En la catedral de San Patricio de Nueva York hay un cepillo con esta leyenda: «Este templo se levantó y se mantiene con las aportaciones de los creyentes, y no recibe fondos de otra procedencia». Lo leí el día que Obama ganó su primera elección, y, sin pensarlo dos veces, saqué 5 euros nuevecitos (6,8 dólares) e hice mi aportación. Después escribí en el libro de encomiendas mis intenciones -«polas benditas ánimas do purgatorio»-, recé un credo, y me fui a tomar café a la Quinta Avenida, convencido de que mi gesto ecuménico tenía un sentido profundo y regenerador.
No haré lo mismo, la próxima semana, cuando vaya a Muxía, porque las palabras del presidente -«o santuario será rehabilitado de maneira inmediata e custe o que custe»- ya me relevaron de mi obligación, y porque el obispo de mi diócesis tampoco utilizó su visita a la ruina para decirnos: «Somos iglesia, y reconstruir la casa de Dios es tarea nuestra». ¡Qué ocasión perdida!
En un Estado verdaderamente laico el presidente de la Xunta no diría lo que dijo, porque su responsabilidad con el patrimonio no le obliga a sustituir en esta catástrofe la acción de los fieles, ni le permite actuar como si el santuario quemado fuese un hospital del Sergas o un puente sobre el río Lérez. Podía haber ofrecido su ayuda, eso sí, pero dejando el primer paso en manos de la Iglesia. En una Iglesia viva y solidaria tampoco el arzobispo habría perdido la oportunidad de hacer iglesia -nunca mejor dicho-, y, asumiendo el riesgo de un posible fracaso, hacerse cargo, en nombre de todos los fieles, de la reconstrucción. Y tampoco los ciudadanos, cuyos representantes fueron allí con el discurso de la ruptura recién pronunciado -«hay que derogar los acuerdos con la Santa Sede»-, deberíamos permitir que se confunda una bolsa con otra, ni que nadie pueda decir que no hubo dinero para evitar hambrunas y desahuciados pero sí para reconstruir un retablo barroco.

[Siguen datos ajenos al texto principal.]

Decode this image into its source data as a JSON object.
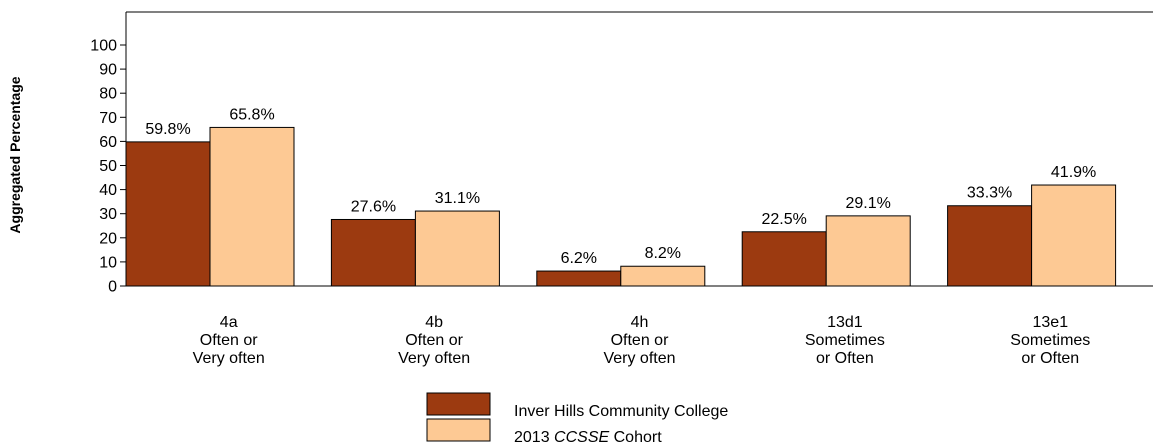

Estoy convencido de que Elena Valenciano no sabe lo que es un Estado laico. También creo que la atención a la vida religiosa -que en España es de mayoría católica- es un servicio público que el Estado debe socorrer y proteger. Y no tengo ninguna duda de que, siendo el patrimonio de la Iglesia la parte más importante, más significativa y más querida de nuestra cultura, tenemos la obligación de pasárselo entero a las generaciones venideras. Y es precisamente por eso, porque no tengo complejos, ni me muevo en un discurso maniqueo, por lo que exijo que no hagamos la política y la religión como la caldereta de pescado -mezclando rape con merluza y patatas con guisantes-. Porque una cuota de dos euros por cristiano, distribuida entre todos de forma caritativa, pondría en pie el santuario de Muxía, además de darnos un aliciente necesario para soportar este tiempo tan cutre y tan confuso.